The Solitare stent retriever Medtronic (NYSE:MDT) acquired for $50 billion last year when it bought Covidien is safe and highly effective when combined with standard care using the thrombolysis drug alteplase, according to a meta-analysis of 4 previous trials of the device.
The transcatheter Solitaire device uses a stent-like device to trap and retrieve a blood clot in the brain in cases of ischemic stroke. Researchers from the 4 trials – Swift Prime, Revascat, Extend-IA and Escape – pooled their data to examine the results from 787 patients, randomized to either thrombectomy with the Solitaire device (401) or standard care using just the drug (386). About 82% of the total patient population received intravenous thrombolysis, according to the study, which was published today in the journal Stroke and presented at the International Stroke Conference in Los Angeles.
The primary outcome for the Seer study was scores on the Modified Rankin Scale, a commonly used outcome measure in stroke trials that ranks symptoms using a scores ranging from 0 (no symptoms) to 5 (severe disability; bedridden, incontinent and requiring constant nursing care and attention) and 6 (dead). The Seer study excluded patients in whom Solitaire was not the 1st device used; secondary outcomes included functional independence (Rankin score of 0 to 2); symptomatic intra-cerebral hemorrhage and mortality.
After 90 days, the researchers found, patients treated with the Solitaire device showed a “substantial” benefit, with 40% showing reduced disability, including 23 who reached independence outcomes (a Rankin score of 2 or less). The benefit extended across a broad range of patients, they found, with no major safety concerns and no increase in symptomatic hemorrhage or mortality.

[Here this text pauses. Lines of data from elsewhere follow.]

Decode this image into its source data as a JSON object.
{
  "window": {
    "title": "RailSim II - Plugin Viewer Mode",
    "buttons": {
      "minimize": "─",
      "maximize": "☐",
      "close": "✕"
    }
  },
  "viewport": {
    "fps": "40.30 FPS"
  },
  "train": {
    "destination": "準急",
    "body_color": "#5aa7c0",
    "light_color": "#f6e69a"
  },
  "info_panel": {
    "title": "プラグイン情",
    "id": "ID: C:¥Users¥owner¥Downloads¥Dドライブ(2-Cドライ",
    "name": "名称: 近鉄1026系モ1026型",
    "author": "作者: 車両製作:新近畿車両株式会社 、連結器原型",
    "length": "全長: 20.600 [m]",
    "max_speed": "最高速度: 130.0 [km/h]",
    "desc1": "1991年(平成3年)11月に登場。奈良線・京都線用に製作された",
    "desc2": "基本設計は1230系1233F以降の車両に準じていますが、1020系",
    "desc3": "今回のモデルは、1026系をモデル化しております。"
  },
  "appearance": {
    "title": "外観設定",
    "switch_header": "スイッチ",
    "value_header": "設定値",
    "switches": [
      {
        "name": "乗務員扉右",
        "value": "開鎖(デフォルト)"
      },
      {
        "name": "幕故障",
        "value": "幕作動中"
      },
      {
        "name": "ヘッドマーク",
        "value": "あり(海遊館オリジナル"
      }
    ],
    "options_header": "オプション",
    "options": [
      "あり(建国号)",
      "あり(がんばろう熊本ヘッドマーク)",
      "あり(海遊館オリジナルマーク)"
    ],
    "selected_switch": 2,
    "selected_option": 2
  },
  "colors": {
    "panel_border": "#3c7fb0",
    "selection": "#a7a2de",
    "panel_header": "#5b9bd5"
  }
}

“This analysis confirms the robust treatment benefits of endovascular stent thrombectomy using the Solitaire device in patients with large vessel occlusion ischemic stroke, selected by imaging and treated rapidly within 6 hours of stroke onset. No clinical effect modifiers were identified, indicating that age and stroke severity (within the range included in the trials) should not exclude patients from therapy. Effects in later time windows and in patients with more extensive irreversible brain injury at baseline require further study,” they wrote.
“This analysis confirms the robust treatment benefits of stent retrievers, specifically, the most studied of these devices: The Solitaire stent retriever, across multiple health care systems across the world,” Medtronic global medical affairs senior director Manish Gupta said in prepared remarks. “Medtronic has a longstanding commitment to proving the value of our innovations through scientific research and it is rewarding to see how our data is helping to spark a revolution in stroke care globally.”
“The Seer analysis confirms the overall benefits of the Solitaire stent retriever device and provides important insights into clinical subgroups where the benefits were not clear cut in the individual trials,” added lead author Bruce Campbell of Australia’s University of Melbourne. “The meta-analysis showed that patients over the age of 80 clearly benefited with significantly reduced mortality. Patients with contraindications to [intravenous alteplase], as well as those with more challenging blocked arteries in both the neck and brain, also show a clear benefit from Solitaire.”